DC-12

64 9 10
                                    

"Ma, Dava mau keluar dulu."

Ros yang sedang menonton film di ruang keluarga menoleh pada Dava yang baru saja tiba dari kamarnya.

"Mau kemana?"

"Nyari bakso, lagi pengen makan yang anget-anget." Dava lanjut bertanya, "Mama mau sekalian nitip, gak?"

Ros menggeleng. "Enggak, mama masih kenyang banget soalnya," jawabnya

Dava mengangguk paham. "Papa mana? Kali aja mau nitip."

"Ada tuh di ruang kerjanya." Ros menggerakkan dagunya guna menunjuk sebuah ruangan yang berada di dekat ruang keluarga.

Dava berjalan menghampiri ruangan Aditya. "Pa, mau nitip bakso gak?" tanya Dava setelah membuka pintu ruangan

"Enggak, masih kenyang," jawab Aditya

Dava kembali mengangguk paham. Setelah pamit dengan kedua orangtuanya, Dava berjalan keluar rumah dan memasuki mobilnya. Kemudian, ia menjalankan mobil itu dengan kecepatan sedang menyusuri jalanan yang lumayan sepi.

Malam ini hawanya sangat dingin, efek dari hujan sore tadi yang baru saja berhenti. Sebelum pergi, Dava sempat bertanya kepada Aldi dimana warung bakso yang paling enak, karena asistennya itu selalu cerita kalau dia salah satu penggemar makanan berbentuk bola pingpong dan dia punya warung langganan yang menyediakan bakso terenak.

Setelah Aldi mengirimkan alamatnya. Baru lah Dava pergi untuk memenuhi keinginan perutnya, yang sedari tadi sangat ingin memakan bakso.

"Akhirnya," gumam Dava saat kedua matanya sudah menemukan nama warung bakso yang direkomendasikan oleh Aldi.

Saat sudah memarkirkan mobilnya dengan sangat rapi, dan tidak mengganggu pengguna jalan yang lain, Dava turun lalu berjalan mendekati penjual bakso yang sedang sibuk menyiapkan pesanan pembeli lain.

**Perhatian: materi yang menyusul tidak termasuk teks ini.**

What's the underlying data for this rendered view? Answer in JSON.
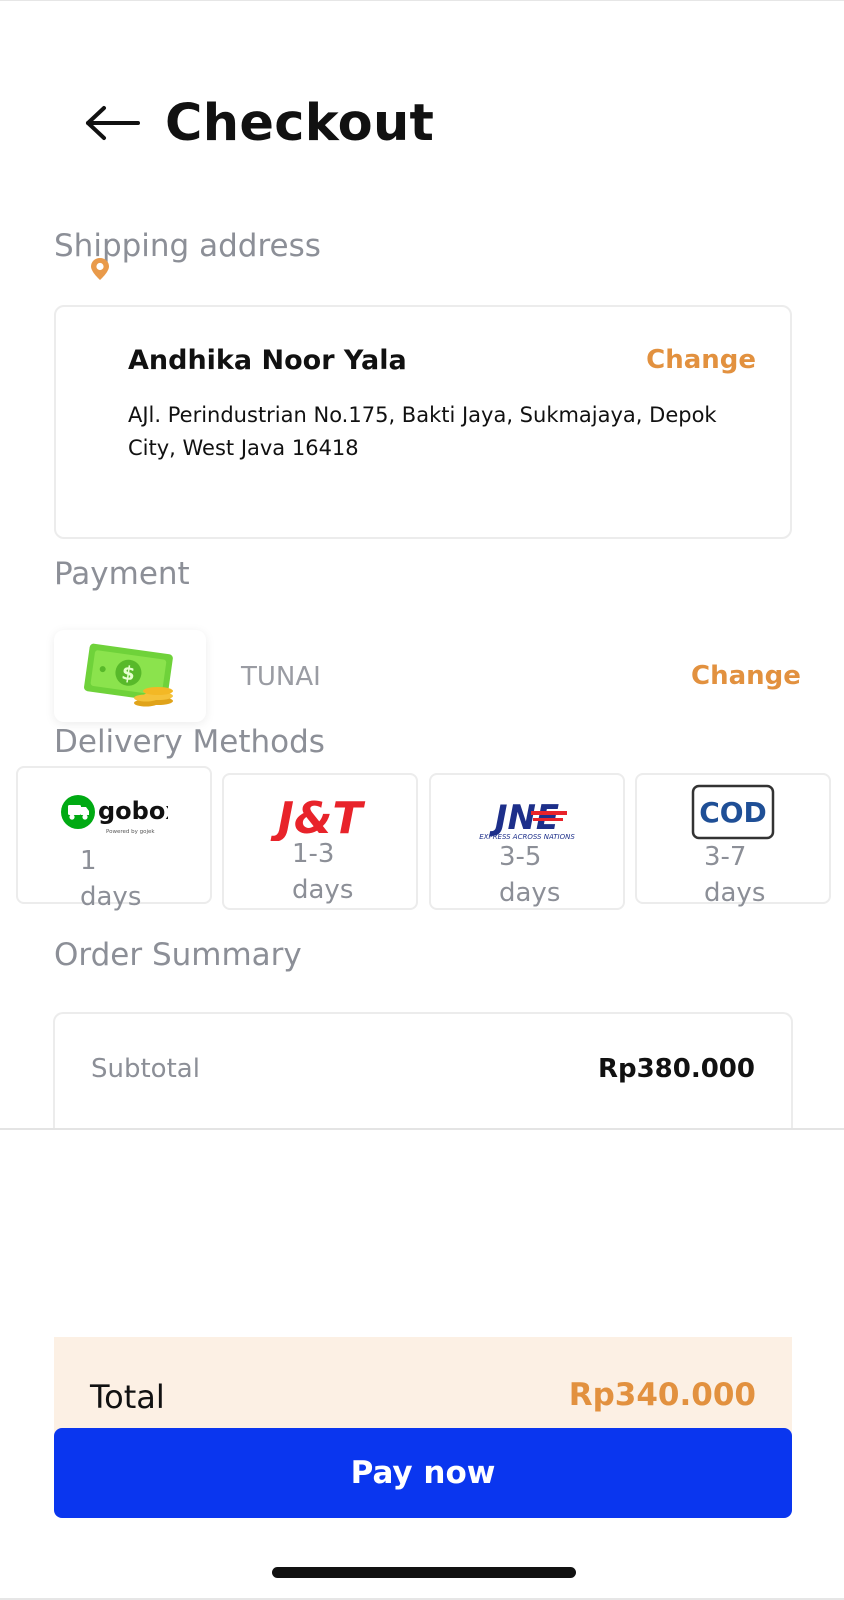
{
  "header": {
    "title": "Checkout",
    "back_icon": "arrow-left-icon"
  },
  "shipping": {
    "section_label": "Shipping address",
    "icon": "location-pin-icon",
    "name": "Andhika Noor Yala",
    "change_label": "Change",
    "address": "AJl. Perindustrian No.175, Bakti Jaya, Sukmajaya, Depok City, West Java 16418"
  },
  "payment": {
    "section_label": "Payment",
    "icon": "cash-money-icon",
    "method": "TUNAI",
    "change_label": "Change"
  },
  "delivery": {
    "section_label": "Delivery Methods",
    "options": [
      {
        "logo_text": "gobox",
        "logo_sub": "Powered by gojek",
        "days_num": "1",
        "days_label": "days"
      },
      {
        "logo_text": "J&T",
        "days_num": "1-3",
        "days_label": "days"
      },
      {
        "logo_text": "JNE",
        "logo_sub": "EXPRESS ACROSS NATIONS",
        "days_num": "3-5",
        "days_label": "days"
      },
      {
        "logo_text": "COD",
        "days_num": "3-7",
        "days_label": "days"
      }
    ]
  },
  "summary": {
    "section_label": "Order Summary",
    "subtotal_label": "Subtotal",
    "subtotal_value": "Rp380.000"
  },
  "total": {
    "label": "Total",
    "value": "Rp340.000"
  },
  "pay_button": {
    "label": "Pay now"
  },
  "colors": {
    "accent": "#e2913f",
    "primary": "#0a36ef",
    "muted": "#8c8f97",
    "total_bg": "#fcf0e4"
  }
}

"Mang, baksonya satu porsi," ucap Dava

"Bungkus atau makan disini?" tanya penjual itu

"Makan disini aja, Mang." Kemudian, Dava berjalan masuk ke dalam warung yang lumayan ramai.

Dava mendudukkan bokongnya pada kursi plastik yang berada pada meja keempat dari pintu masuk.

Hanya beberapa menit menunggu, akhirnya bakso pesanannya sudah ada di mejanya beserta segelas air putih tidak dingin.

Tangan Dava bergerak untuk menuang sambal, kecap, dan cuka ke dalam mangkuk baksonya. Setelah itu, ia mengaduk agar semua tercampur dengan rata.

"Jago juga gue ngeracik, langsung pas gini," ucap Dava yang merasa puas dengan hasil racikannya saat ia mencoba sedikit kuah baksonya.

Di tengah acara makannya, Dava mengedarkan pandangannya menyapu seisi warung. Di sana, ada beberapa meja yang diisi dengan sepasang kekasih. Masing-masing mereka memiliki cara sendiri untuk menciptakan sebuah candaan agar dapat menikmati tawa bersama.

Dava menarik napas dan menghembuskan secara perlahan. Diam-diam, Dava memanjatkan doa di dalam hatinya untuk cepat dipertemukan dengan jodohnya.

Berhasil menepis pikiran itu. Dava kembali fokus dengan baksonya yang sudah mulai terasa dingin.

"Loh, dokter ganteng?"

Dava mendongak, lalu membelalakkan matanya. Ia yakin, kedua matanya pasti sudah tidak sehat. Karena sangat tidak mungkin, disaat seperti ini dirinya dipertemukan lagi dengan gadis aneh bernama Qila itu.

"Dokter sendiri?"

Suara itu kembali masuk ke dalam telinga Dava. Kali ini, dirinya tidak menyalahkan kedua matanya, tapi beralih menyalahkan kedua telinganya yang dengan tidak sopannya memutar suara gadis aneh itu.